In fondo non ne usciremo migliori di prima, ma per qualcuno le abitudini gastronomiche cambieranno, e c’è da chiedersi quanto questo cambiamento inciderà sul nostro futuro
Sul britannico Guardian lʼeditorialista Andy Beckett ha scritto un articolo sul settore retail (commercio e vendita al dettaglio) e la sbronza consumistica in cui eravamo e siamo immersi ormai da molti anni. Le sue parole, che evidenziano come i lockdown che abbiamo vissuto sulla nostra pelle negli ultimi mesi potrebbero anche avere delle conseguenze di lungo corso (fin dal titolo si chiede: cosa succede se non siamo interessati a tornare nei negozi quando riaprono?), mi fanno riflettere sullo stesso tema applicato alla ristorazione. Facendo le dovute distinzioni, e tenendo presente che il bisogno di socialità a tavola è uno di quegli istinti primordiali difficili da scalfire, siamo così sicuri che una volta che tutto ciò ce lo saremo gettati alle spalle (un momento: succederà?) torneremo ad affollare i ristoranti nello stesso identico modo in cui lo facevamo prima di marzo 2020?
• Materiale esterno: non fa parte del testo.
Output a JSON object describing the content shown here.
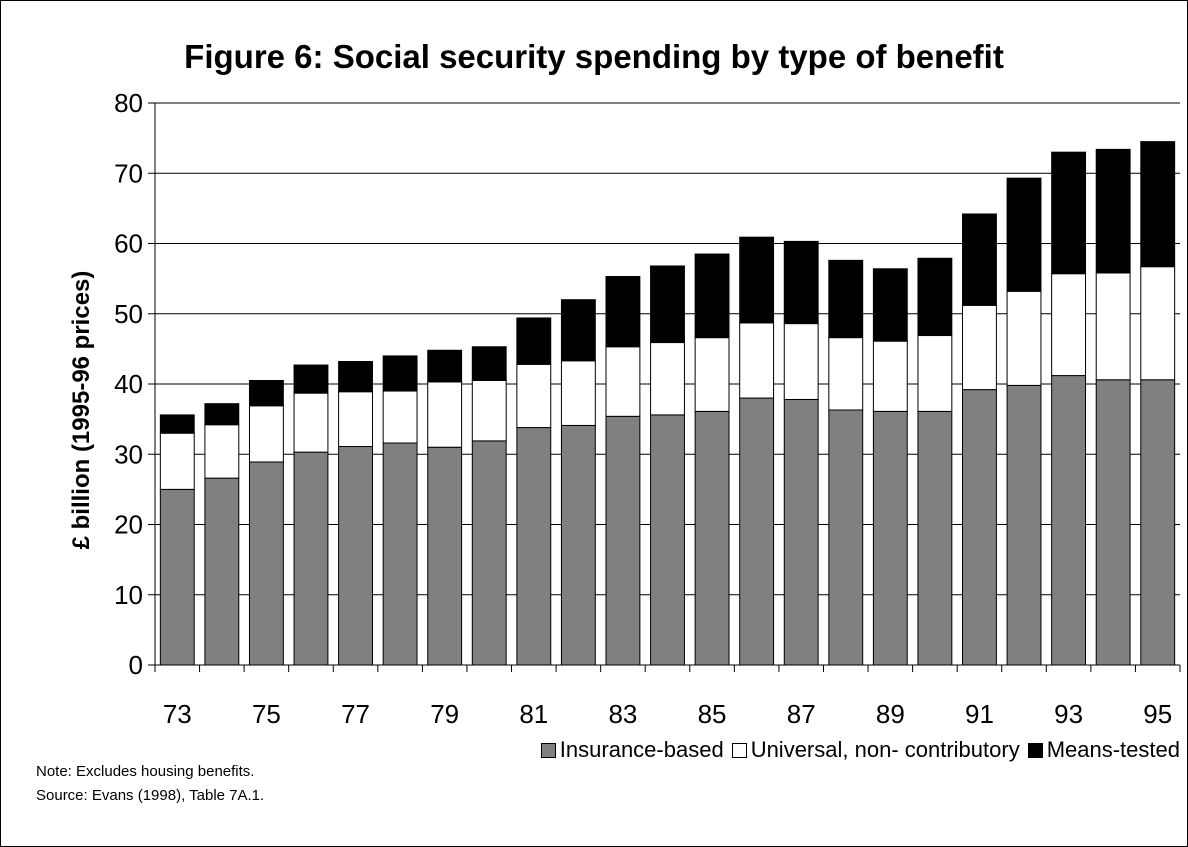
{
  "colors": {
    "insurance": "#808080",
    "universal": "#ffffff",
    "means": "#000000"
  },
  "chart_data": {
    "type": "bar",
    "stacked": true,
    "title": "Figure 6: Social security spending by type of benefit",
    "ylabel": "£ billion (1995-96 prices)",
    "xlabel": "",
    "ylim": [
      0,
      80
    ],
    "yticks": [
      "0",
      "10",
      "20",
      "30",
      "40",
      "50",
      "60",
      "70",
      "80"
    ],
    "grid": true,
    "legend_position": "bottom-right",
    "categories": [
      "73",
      "74",
      "75",
      "76",
      "77",
      "78",
      "79",
      "80",
      "81",
      "82",
      "83",
      "84",
      "85",
      "86",
      "87",
      "88",
      "89",
      "90",
      "91",
      "92",
      "93",
      "94",
      "95"
    ],
    "tick_labels": [
      "73",
      "",
      "75",
      "",
      "77",
      "",
      "79",
      "",
      "81",
      "",
      "83",
      "",
      "85",
      "",
      "87",
      "",
      "89",
      "",
      "91",
      "",
      "93",
      "",
      "95"
    ],
    "series": [
      {
        "name": "Insurance-based",
        "values": [
          25.0,
          26.6,
          28.9,
          30.3,
          31.1,
          31.6,
          31.0,
          31.9,
          33.8,
          34.1,
          35.4,
          35.6,
          36.1,
          38.0,
          37.8,
          36.3,
          36.1,
          36.1,
          39.2,
          39.8,
          41.2,
          40.6,
          40.6
        ]
      },
      {
        "name": "Universal, non- contributory",
        "values": [
          8.0,
          7.6,
          8.0,
          8.4,
          7.8,
          7.4,
          9.3,
          8.6,
          9.0,
          9.2,
          9.9,
          10.3,
          10.5,
          10.7,
          10.8,
          10.3,
          10.0,
          10.8,
          12.0,
          13.4,
          14.5,
          15.2,
          16.1
        ]
      },
      {
        "name": "Means-tested",
        "values": [
          2.6,
          3.0,
          3.6,
          4.0,
          4.3,
          5.0,
          4.5,
          4.8,
          6.6,
          8.7,
          10.0,
          10.9,
          11.9,
          12.2,
          11.7,
          11.0,
          10.3,
          11.0,
          13.0,
          16.1,
          17.3,
          17.6,
          17.8
        ]
      }
    ]
  },
  "notes": {
    "note": "Note: Excludes housing benefits.",
    "source": "Source: Evans (1998), Table 7A.1."
  }
}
Ora, l’animale umano non è un soggetto incline a modificare radicalmente i propri istinti e le proprie abitudini nel giro di un calendario. Tant’è che alla favola del «ne usciremo migliori» ci abbiamo creduto il tempo di un paio di settimane, giusto come difesa intellettuale più o meno consapevole in opposizione all’umanità che cantava sui balconi. Epperò bisogna ammettere anche che non tutti gli animali umani sono uguali, e probabilmente su alcuni di questi esemplari il cambiamento potrebbe rimanere impresso addosso in modo indelebile. Più cucina di casa, minore disposizione all’uscita compulsiva e alla sbafata pantagruelica, per dire. Chissà, chi vivrà vedrà.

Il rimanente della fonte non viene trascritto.